リビングの番犬ブラウニー
ひとりで留守番させることに、親側も慣れてきたとは言え、まだ自分のことさえきちんとできない小学五年生の娘。いろいろな側面から考えても、心配は尽きません。
リビングには防犯用のカメラが設置してあるので、ある程度の様子は掴めるのですけれど、玄関側にあるこども部屋に引きこもってしまうと、どうにも娘の様子を知ることができないのです。
できるだけリビングで過ごしてね。と言い置いても、それができるなら、そもそももっと自分を律することができるはず。
それに、リビングに来たら来たで、テレビやキッチンの食べ物の誘惑から、どうやって興味を散らすか頭を悩ませなくてはいけません。
あの手この手を尽くしても、家にいてコミニケーションをとってあげられるお母さんには敵わないので、なかなか娘の悪習慣を正してあげることができずにいるのですけれど、それでもひとつひとつできることからコツコツ直していくしか手立てはないのでしょう。
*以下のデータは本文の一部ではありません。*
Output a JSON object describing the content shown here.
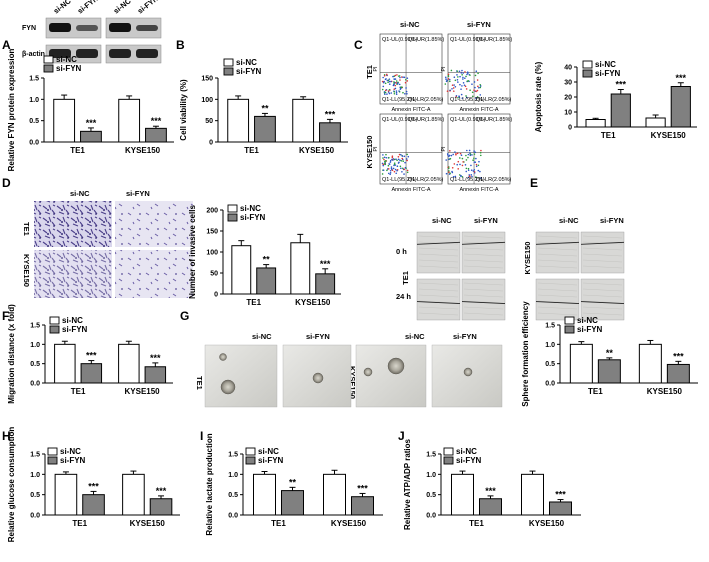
{
  "panel_letters": [
    "A",
    "B",
    "C",
    "D",
    "E",
    "F",
    "G",
    "H",
    "I",
    "J"
  ],
  "western": {
    "lanes": [
      "si-NC",
      "si-FYN",
      "si-NC",
      "si-FYN"
    ],
    "proteins": [
      "FYN",
      "β-actin"
    ]
  },
  "groups": {
    "control": "si-NC",
    "treatment": "si-FYN"
  },
  "cell_lines": [
    "TE1",
    "KYSE150"
  ],
  "colors": {
    "control": "#ffffff",
    "treatment": "#808080"
  },
  "flow": {
    "col_labels": [
      "si-NC",
      "si-FYN"
    ],
    "row_labels": [
      "TE1",
      "KYSE150"
    ],
    "axis_x": "Annexin FITC-A",
    "axis_y": "PI",
    "quadrant_text": [
      "Q1-UL(0.91%)",
      "Q1-UR(1.85%)",
      "Q1-LL(95.2%)",
      "Q1-LR(2.05%)"
    ]
  },
  "invasion": {
    "col_labels": [
      "si-NC",
      "si-FYN"
    ],
    "row_labels": [
      "TE1",
      "KYSE150"
    ]
  },
  "wound": {
    "col_labels": [
      "si-NC",
      "si-FYN",
      "si-NC",
      "si-FYN"
    ],
    "time_labels": [
      "0 h",
      "24 h"
    ],
    "cell_labels": [
      "TE1",
      "KYSE150"
    ]
  },
  "sphere": {
    "col_labels": [
      "si-NC",
      "si-FYN",
      "si-NC",
      "si-FYN"
    ],
    "cell_labels": [
      "TE1",
      "KYSE150"
    ]
  },
  "chart_data": [
    {
      "id": "A",
      "type": "bar",
      "categories": [
        "TE1",
        "KYSE150"
      ],
      "ylabel": "Relative FYN protein expression",
      "ylim": [
        0,
        1.5
      ],
      "yticks": [
        "0.0",
        "0.5",
        "1.0",
        "1.5"
      ],
      "yticks_v": [
        0,
        0.5,
        1,
        1.5
      ],
      "series": [
        {
          "name": "si-NC",
          "values": [
            1.0,
            1.0
          ],
          "errors": [
            0.1,
            0.08
          ]
        },
        {
          "name": "si-FYN",
          "values": [
            0.25,
            0.32
          ],
          "errors": [
            0.08,
            0.05
          ]
        }
      ],
      "significance": [
        "***",
        "***"
      ]
    },
    {
      "id": "B",
      "type": "bar",
      "categories": [
        "TE1",
        "KYSE150"
      ],
      "ylabel": "Cell viability (%)",
      "ylim": [
        0,
        150
      ],
      "yticks": [
        "0",
        "50",
        "100",
        "150"
      ],
      "yticks_v": [
        0,
        50,
        100,
        150
      ],
      "series": [
        {
          "name": "si-NC",
          "values": [
            100,
            100
          ],
          "errors": [
            8,
            6
          ]
        },
        {
          "name": "si-FYN",
          "values": [
            60,
            45
          ],
          "errors": [
            7,
            8
          ]
        }
      ],
      "significance": [
        "**",
        "***"
      ]
    },
    {
      "id": "C",
      "type": "bar",
      "categories": [
        "TE1",
        "KYSE150"
      ],
      "ylabel": "Apoptosis rate (%)",
      "ylim": [
        0,
        40
      ],
      "yticks": [
        "0",
        "10",
        "20",
        "30",
        "40"
      ],
      "yticks_v": [
        0,
        10,
        20,
        30,
        40
      ],
      "series": [
        {
          "name": "si-NC",
          "values": [
            5,
            6
          ],
          "errors": [
            0.8,
            2
          ]
        },
        {
          "name": "si-FYN",
          "values": [
            22,
            27
          ],
          "errors": [
            3,
            2.5
          ]
        }
      ],
      "significance": [
        "***",
        "***"
      ]
    },
    {
      "id": "D",
      "type": "bar",
      "categories": [
        "TE1",
        "KYSE150"
      ],
      "ylabel": "Number of invasive cells",
      "ylim": [
        0,
        200
      ],
      "yticks": [
        "0",
        "50",
        "100",
        "150",
        "200"
      ],
      "yticks_v": [
        0,
        50,
        100,
        150,
        200
      ],
      "series": [
        {
          "name": "si-NC",
          "values": [
            115,
            122
          ],
          "errors": [
            12,
            20
          ]
        },
        {
          "name": "si-FYN",
          "values": [
            62,
            48
          ],
          "errors": [
            8,
            12
          ]
        }
      ],
      "significance": [
        "**",
        "***"
      ]
    },
    {
      "id": "F",
      "type": "bar",
      "categories": [
        "TE1",
        "KYSE150"
      ],
      "ylabel": "Migration distance (x fold)",
      "ylim": [
        0,
        1.5
      ],
      "yticks": [
        "0.0",
        "0.5",
        "1.0",
        "1.5"
      ],
      "yticks_v": [
        0,
        0.5,
        1,
        1.5
      ],
      "series": [
        {
          "name": "si-NC",
          "values": [
            1.0,
            1.0
          ],
          "errors": [
            0.08,
            0.08
          ]
        },
        {
          "name": "si-FYN",
          "values": [
            0.5,
            0.42
          ],
          "errors": [
            0.08,
            0.1
          ]
        }
      ],
      "significance": [
        "***",
        "***"
      ]
    },
    {
      "id": "G",
      "type": "bar",
      "categories": [
        "TE1",
        "KYSE150"
      ],
      "ylabel": "Sphere formation efficiency",
      "ylim": [
        0,
        1.5
      ],
      "yticks": [
        "0.0",
        "0.5",
        "1.0",
        "1.5"
      ],
      "yticks_v": [
        0,
        0.5,
        1,
        1.5
      ],
      "series": [
        {
          "name": "si-NC",
          "values": [
            1.0,
            1.0
          ],
          "errors": [
            0.07,
            0.1
          ]
        },
        {
          "name": "si-FYN",
          "values": [
            0.6,
            0.48
          ],
          "errors": [
            0.05,
            0.08
          ]
        }
      ],
      "significance": [
        "**",
        "***"
      ]
    },
    {
      "id": "H",
      "type": "bar",
      "categories": [
        "TE1",
        "KYSE150"
      ],
      "ylabel": "Relative glucose consumption",
      "ylim": [
        0,
        1.5
      ],
      "yticks": [
        "0.0",
        "0.5",
        "1.0",
        "1.5"
      ],
      "yticks_v": [
        0,
        0.5,
        1,
        1.5
      ],
      "series": [
        {
          "name": "si-NC",
          "values": [
            1.0,
            1.0
          ],
          "errors": [
            0.06,
            0.08
          ]
        },
        {
          "name": "si-FYN",
          "values": [
            0.5,
            0.4
          ],
          "errors": [
            0.08,
            0.07
          ]
        }
      ],
      "significance": [
        "***",
        "***"
      ]
    },
    {
      "id": "I",
      "type": "bar",
      "categories": [
        "TE1",
        "KYSE150"
      ],
      "ylabel": "Relative lactate production",
      "ylim": [
        0,
        1.5
      ],
      "yticks": [
        "0.0",
        "0.5",
        "1.0",
        "1.5"
      ],
      "yticks_v": [
        0,
        0.5,
        1,
        1.5
      ],
      "series": [
        {
          "name": "si-NC",
          "values": [
            1.0,
            1.0
          ],
          "errors": [
            0.07,
            0.1
          ]
        },
        {
          "name": "si-FYN",
          "values": [
            0.6,
            0.45
          ],
          "errors": [
            0.08,
            0.08
          ]
        }
      ],
      "significance": [
        "**",
        "***"
      ]
    },
    {
      "id": "J",
      "type": "bar",
      "categories": [
        "TE1",
        "KYSE150"
      ],
      "ylabel": "Relative ATP/ADP ratios",
      "ylim": [
        0,
        1.5
      ],
      "yticks": [
        "0.0",
        "0.5",
        "1.0",
        "1.5"
      ],
      "yticks_v": [
        0,
        0.5,
        1,
        1.5
      ],
      "series": [
        {
          "name": "si-NC",
          "values": [
            1.0,
            1.0
          ],
          "errors": [
            0.08,
            0.08
          ]
        },
        {
          "name": "si-FYN",
          "values": [
            0.4,
            0.32
          ],
          "errors": [
            0.07,
            0.06
          ]
        }
      ],
      "significance": [
        "***",
        "***"
      ]
    }
  ]
}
お盆休み、久しぶりに私ひとりでノンビリさせてもらいながら、やっぱり娘との生活のことを考えていました。
そうだ!家具のレイアウトを変えれば、今よりもうちょっとだけテレビとの距離を取ることができる!
義実家のように、テレビの前に大きなソファがあればいいのでしょうけれど、元々テレビ視聴に重きを置いていなかった我が家は、整った環境ではないのです。
家具を増やすことには消極的な私ですが、ここは娘のため。思い切って、座り心地の良さそうな座椅子を導入することにしました。
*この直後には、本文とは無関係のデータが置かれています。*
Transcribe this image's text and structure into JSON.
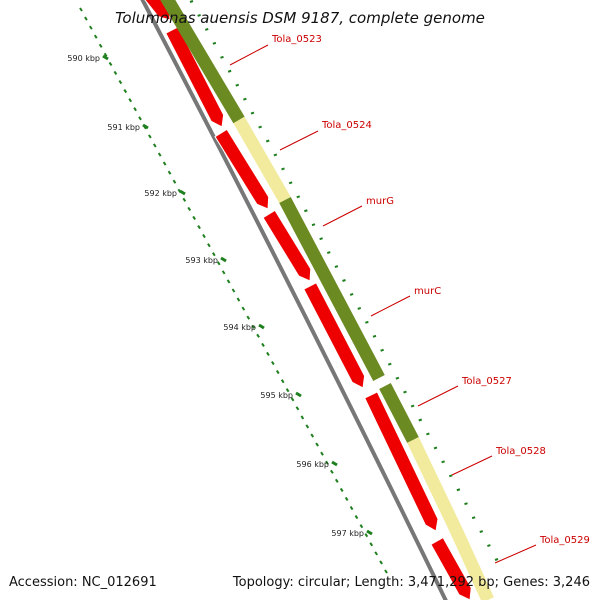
{
  "title": "Tolumonas auensis DSM 9187, complete genome",
  "accession_text": "Accession: NC_012691",
  "summary_text": "Topology: circular; Length: 3,471,292 bp; Genes: 3,246",
  "ruler": {
    "ticks": [
      "590 kbp",
      "591 kbp",
      "592 kbp",
      "593 kbp",
      "594 kbp",
      "595 kbp",
      "596 kbp",
      "597 kbp"
    ]
  },
  "colors": {
    "cds": "#ee0000",
    "cds_light": "#ff6a6a",
    "cog_dark": "#6b8a22",
    "cog_light": "#f2eb9e",
    "backbone": "#777777",
    "tick": "#1e7f1e",
    "label": "#cc0000"
  },
  "genes": [
    {
      "name": "Tola_0523",
      "cog": "dark"
    },
    {
      "name": "Tola_0524",
      "cog": "light"
    },
    {
      "name": "murG",
      "cog": "dark"
    },
    {
      "name": "murC",
      "cog": "dark"
    },
    {
      "name": "Tola_0527",
      "cog": "dark"
    },
    {
      "name": "Tola_0528",
      "cog": "light"
    },
    {
      "name": "Tola_0529",
      "cog": "light"
    }
  ]
}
ちょっと工夫することで、狭い部屋ながら、今までよりもテレビとの間に距離を作ることができました。
作戦は概ね成功しているようで、フカフカの座椅子を娘は気に入ってくれて(予想通り夫も!)、寝転がったり座椅子で遊んだりはするものの、以前のようにちょっとずつ前進して、最後はテレビの目の前に座り込んで視聴すると言うことが格段に減ったような気がします。
すると、今度は別のことが気になり始めました。
ずっと爪を噛んでいるのです。
調べたところによると、爪を噛む癖と言うのは、ストレスや不安、退屈感、あるいは、発達障害による影響も考えられると言うではありませんか。
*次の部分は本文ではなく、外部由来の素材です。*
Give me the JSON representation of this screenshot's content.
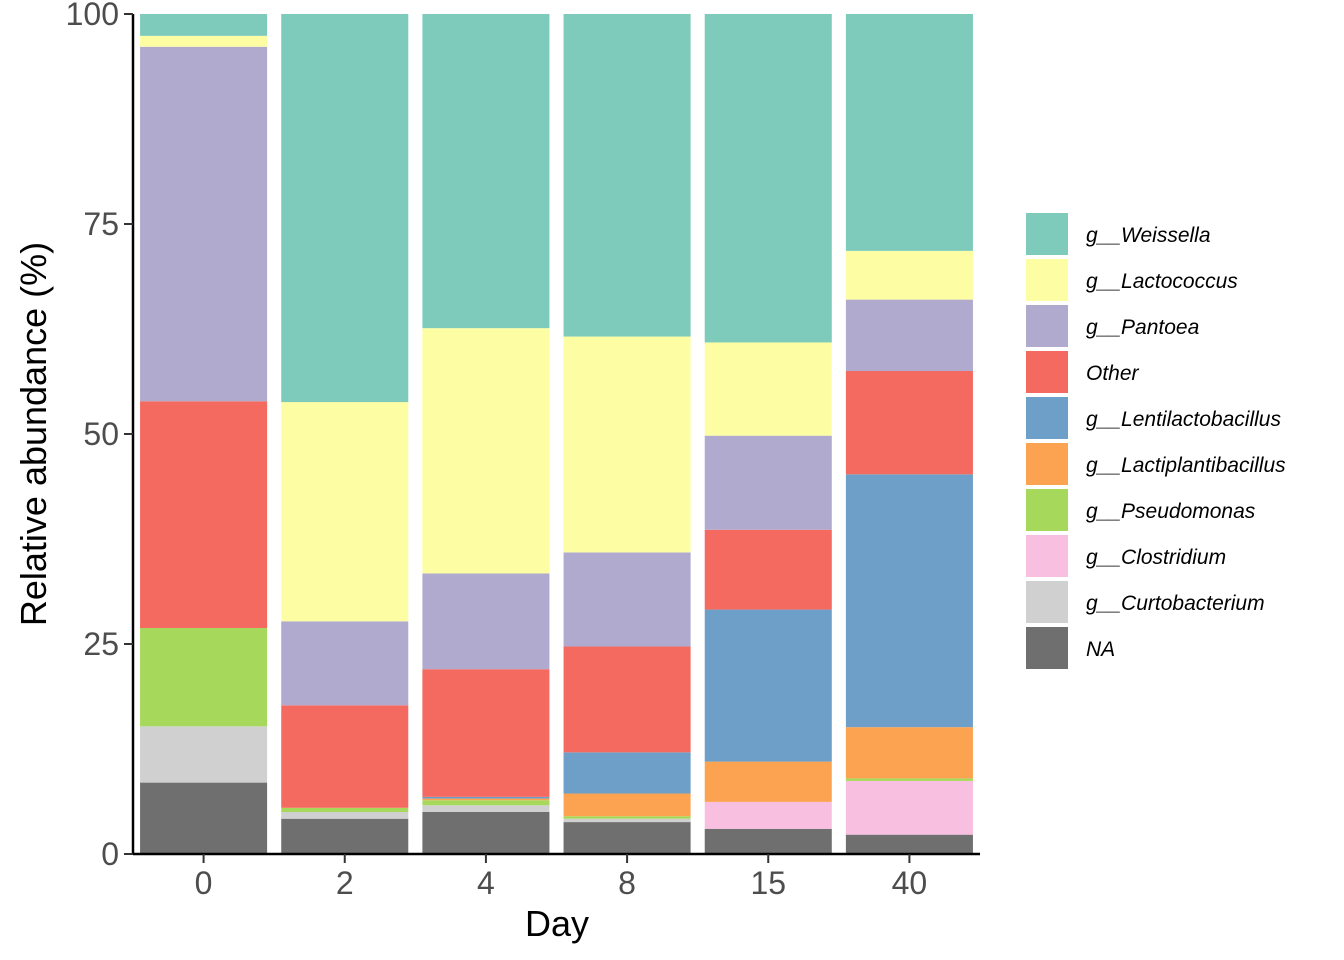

親の留守をいいことに、好きなだけテレビを見続けていても、潜在的には満たされていないことの表れなのだろうと思いました。
そんなことを考えながら、買い物をしていた帰宅途中、ふと、犬のぬいぐるみが目に止まりました。
ぬいぐるみには目がなく、すでに部屋には置き場もないほどにぬいぐるみがいると言うのに、それでもまだまだ欲しがる娘。
ふだんおねだりされても首を縦には振らない私ですが、この子を買って帰ってみることにしました。
案の定、娘は大喜び。
早速名前をつけてもらうことにして、夕飯を食べながら、あれこれ案を出し合いました。
決まった名前は『ブラウニー』
ツムギ、いい?ブラウニーは他のぬいぐるみと違って役割があるの。
ブラウニーはツムギの留守番の相棒、そして、リビングの番犬よ。だから、お部屋には連れて行かず、遊ぶならリビングで遊んでね。
えー、部屋に持って行っちゃダメなの?
どこまで?廊下は?玄関は?
そうねぇ。番犬だから、玄関にお迎えに行くまではいいかな。その後リビングに帰ってくるならね。
そんなこどもじみたやり方でしたが、娘はすんなりと承知しました。
ブラウニーは前脚を握ると、可愛く尻尾を振る仕組みになっています。
モフモフのブラウニーは、抱きしめたり、尻尾を振ったりすることで、娘のストレスや不安、退屈感、多動性をうまく吸収してくれるでしょうか。
昨晩は、帰宅しながらメールでやりとりをし、定刻にベッドに入らせることに成功しました。
ブラウニーを抱っこしながら自分の部屋に向かっているところまでは映像で確認ができたので、やっぱりベッドに持ち込んだかな?と思いながら帰りました。
玄関を開けたら…、
ブラウニーが玄関まで、お迎えに来てくれていました。